Joining the meeting virtually, Conservative MSP Craig Hoy asked Huggins what plans there were to implement the suggestion in Audit Scotland’s 2019 ‘enabling digital government’ report, which analysed the digital strategy published in 2017, to appoint a single individual to oversee government ICT projects – a recommendation which was accepted by the government at the time. “You’re the director digital – is that your role?”

Huggins said the digital directorate, which provides centralised IT services for government,  doesn’t view ICT projects as separate from the delivery of services. He said ICT projects should be “woven into the business model” of public sector agencies.

For that reason, he said, accountability for ICT projects needs to sit within the accountability structure of organisations – requiring the person who is the “accountable officer” within that organisation to be thinking about digital as part of his or her “armoury” in how they deliver change.

He added: “I think there’s a real risk that should you decide to allocate all of that accountability to myself, first of all, I’d be very busy, and would probably never sleep, but also… it means that those people who are actually closest to the action wouldn’t be discharging their accountability functions in an appropriate way.”

Asked by Hoy if this meant the government had “discounted” the recommendation, Huggins said: “I don’t think that we should be divesting accountable officers who are responsible for delivering services from the digital components of that service. I think that would be a wrong step.”

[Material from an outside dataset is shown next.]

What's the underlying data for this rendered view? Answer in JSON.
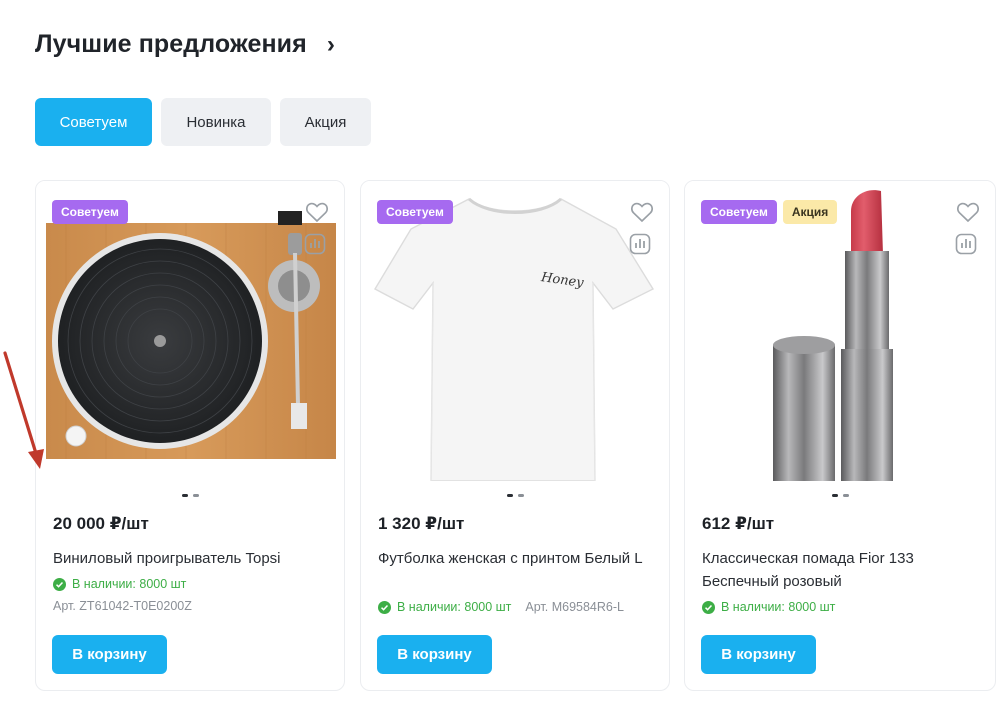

Providing an update on the governance and management structures for overseeing the delivery of the digital strategy that was published in March 2021, Huggins revealed that the central government digital transformation board was being reformed and changed.

A new ‘digital board’, which brings together senior directors within the Scottish Government, along with representatives of the non departmental public body’s and the delivery agencies, is being formed. Its first meeting will take place in June.

He said: “The intention is that then will also it will be the staging post for the material that goes to the ministerial consular group in terms of confidence about delivery, but it will also look at the horizontal issues – the things which we need to do across government, in respect of many commitments and many projects.”